The role of SOCE in adult skeletal muscle is still a matter of debate but knowledge of SOCE characteristics allows authors to reasonably exclude some potential role in muscle function.

Indeed, it is very unlikely that SOCE would play a significant role either in muscle contraction or SR refilling during single twitch. The influx rate of SOCE is too low compared to the amount of Ca²⁺ released by RyR1 upon depolarization to participate in muscle contraction (figure III.19) (Launikonis, Murphy et al. 2010). SOCE activation threshold is also far below the SR Ca²⁺ level after Ca²⁺ release during a single twitch (Cully and Launikonis 2013).

Figure III.19: Skeletal muscle sarcomere and Ca²⁺fluxes during EC coupling.

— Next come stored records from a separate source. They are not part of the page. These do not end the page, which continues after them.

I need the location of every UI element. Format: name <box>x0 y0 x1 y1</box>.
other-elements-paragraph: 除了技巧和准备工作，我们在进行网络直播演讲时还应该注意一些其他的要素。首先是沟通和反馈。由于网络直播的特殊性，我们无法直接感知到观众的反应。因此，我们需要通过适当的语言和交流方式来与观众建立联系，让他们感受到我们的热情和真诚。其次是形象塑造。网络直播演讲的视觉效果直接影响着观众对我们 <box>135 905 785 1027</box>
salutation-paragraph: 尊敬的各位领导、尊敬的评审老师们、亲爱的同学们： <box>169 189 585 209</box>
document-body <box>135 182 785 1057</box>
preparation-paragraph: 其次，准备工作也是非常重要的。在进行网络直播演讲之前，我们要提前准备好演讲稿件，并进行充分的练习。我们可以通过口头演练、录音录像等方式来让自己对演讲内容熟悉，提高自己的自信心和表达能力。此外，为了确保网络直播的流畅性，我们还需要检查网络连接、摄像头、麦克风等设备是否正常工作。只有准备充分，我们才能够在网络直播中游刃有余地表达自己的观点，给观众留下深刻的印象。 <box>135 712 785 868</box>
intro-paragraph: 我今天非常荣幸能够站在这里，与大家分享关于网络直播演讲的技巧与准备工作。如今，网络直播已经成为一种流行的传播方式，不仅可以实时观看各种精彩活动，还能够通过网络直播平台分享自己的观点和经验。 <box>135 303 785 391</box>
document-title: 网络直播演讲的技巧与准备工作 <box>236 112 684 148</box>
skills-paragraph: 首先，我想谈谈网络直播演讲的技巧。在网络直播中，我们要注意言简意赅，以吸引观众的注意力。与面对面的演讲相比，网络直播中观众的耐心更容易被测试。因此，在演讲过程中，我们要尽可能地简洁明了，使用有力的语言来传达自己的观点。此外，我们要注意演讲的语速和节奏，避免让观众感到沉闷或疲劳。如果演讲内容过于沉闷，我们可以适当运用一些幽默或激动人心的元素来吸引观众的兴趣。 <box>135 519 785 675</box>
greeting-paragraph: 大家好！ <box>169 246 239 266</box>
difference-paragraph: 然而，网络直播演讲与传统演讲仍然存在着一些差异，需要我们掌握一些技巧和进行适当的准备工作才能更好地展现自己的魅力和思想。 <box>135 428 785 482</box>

Adapted from Launikonis. B. S., et al. (2010) Schematic diagram of a mammalian skeletal muscle sarcomere showing SR (in red) and SOCE (in green) fluxes during EC coupling. Note that the arrows are drawn relative to the size of the respective fluxes. SOCE delivers Ca²⁺ to the junctional space only and cannot replace the role of SR Ca²⁺ release in activating the contractile apparatus. t-sys, t-tubule; tcSR, SR terminal cisternae; lSR, longitudinal SR.

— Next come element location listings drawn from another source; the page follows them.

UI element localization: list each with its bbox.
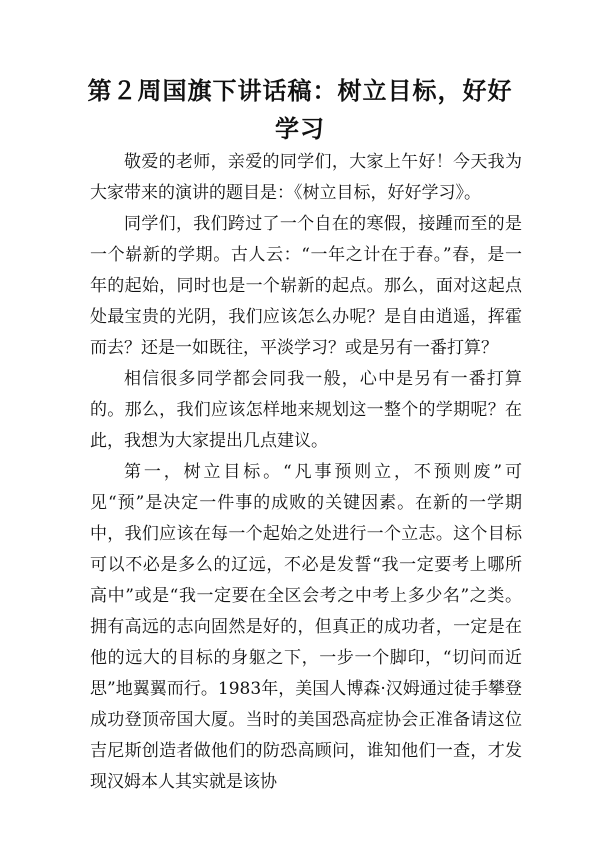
paragraph-planning: 相信很多同学都会同我一般，心中是另有一番打算的。那么，我们应该怎样地来规划这一整个的学期呢？在此，我想为大家提出几点建议。 xyxy=(90,369,522,451)
paragraph-first-suggestion: 第一，树立目标。“凡事预则立，不预则废”可见“预”是决定一件事的成败的关键因素。在新的一学期中，我们应该在每一个起始之处进行一个立志。这个目标可以不必是多么的辽远，不必是发誓“我一定要考上哪所高中”或是“我一定要在全区会考之中考上多少名”之类。拥有高远的志向固然是好的，但真正的成功者，一定是在他的远大的目标的身躯之下，一步一个脚印，“切问而近思”地翼翼而行。1983年，美国人博森·汉姆通过徒手攀登成功登顶帝国大厦。当时的美国恐高症协会正准备请这位吉尼斯创造者做他们的防恐高顾问，谁知他们一查，才发现汉姆本人其实就是该协 xyxy=(90,462,522,792)
paragraph-new-semester: 同学们，我们跨过了一个自在的寒假，接踵而至的是一个崭新的学期。古人云：“一年之计在于春。”春，是一年的起始，同时也是一个崭新的起点。那么，面对这起点处最宝贵的光阴，我们应该怎么办呢？是自由逍遥，挥霍而去？还是一如既往，平淡学习？或是另有一番打算？ xyxy=(90,214,522,358)
document-title: 第２周国旗下讲话稿：树立目标，好好学习 xyxy=(87,77,513,143)
document-body xyxy=(90,147,522,798)
paragraph-greeting: 敬爱的老师，亲爱的同学们，大家上午好！今天我为大家带来的演讲的题目是：《树立目标，好好学习》。 xyxy=(90,152,522,203)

However, an increasing number of studies have shown evidence of SOCE involvement in limiting muscle fatigue. Although fatigue being a very complex phenomenon not fully understood, SOCE would act at 2 levels 1) it would balance Ca²⁺ efflux from cytoplasm that occurs during prolonged excitation contraction because of NCX and PMCA activity and 2) as ionic conditions (such as Ca²⁺ precipitation due to increased inorganic phosphate) are altered under strenuous stimulations, SOCE would compensate the decreased ability to SR for taking up Ca²⁺ (Cully and Launikonis 2013). These considerations are consistent with muscular weakness and myopathies that characterize human patients harboring loss-of-function mutations in either orai1 or stim1 gene (Lacruz and Feske 2015). Moreover, one common feature of global and muscle specific STIM1 KO mice (Stiber, Hawkins et al. 2008, Li, Finch et al. 2012) or dominant negative Orai1 mice (Wei-Lapierre, Carrell et al. 2013) is an increase susceptibility to fatigue demonstrated by in vivo endurance test as well as ex vivo assays on muscle fibers. Measurements with muscle fibers from heterozygous Stim^-/+ or Orai1 dominant negative mice show comparable phenotype with decreased force production associated with decreased Ca²⁺ transients compared to WT upon tetanic stimulations (Stiber, Hawkins et al.

2008, Wei-Lapierre, Carrell et al. 2013). However, as mentioned previously SOCE is implicated in muscle development as humans and animals with impaired SOCE show decreased muscle weight associated in some instances with features of myopathy. In such conditions, it is difficult to assign the increased muscle weakness and susceptibility to fatigue to impaired muscle development or altered muscle function. To definitively resolve this question, Carrell and co-workers evaluated muscle force and fatigue in tamoxifen-inducible, muscle-specific Orai1 KO mice (Carrell, Coppola et al. 2016). At 4 month of age, mice were injected with tamoxifen and Orai1 transcript and SOCE efficiency assessed one month later. In these conditions, SOCE was decreased by 80% without any alteration in muscle structure (CSA, fiber type distribution, MyHC content). Interestingly, tamoxifen-injected mice behaved similarly to control during endurance tests and results from ex-vivo measurements of force production on isolated muscle were comparable between KO and WT. As the defective phenotype with increased susceptibility to fatigue identified in constitutive Orai1 KO mice was not recapitulated in adult mice after acute Orai1 deletion, it is likely that muscle fatigue associated with impaired SOCE (both in mice and human) is due to muscle developmental malformations rather than defective Ca²⁺ handling and more precisely SR refilling.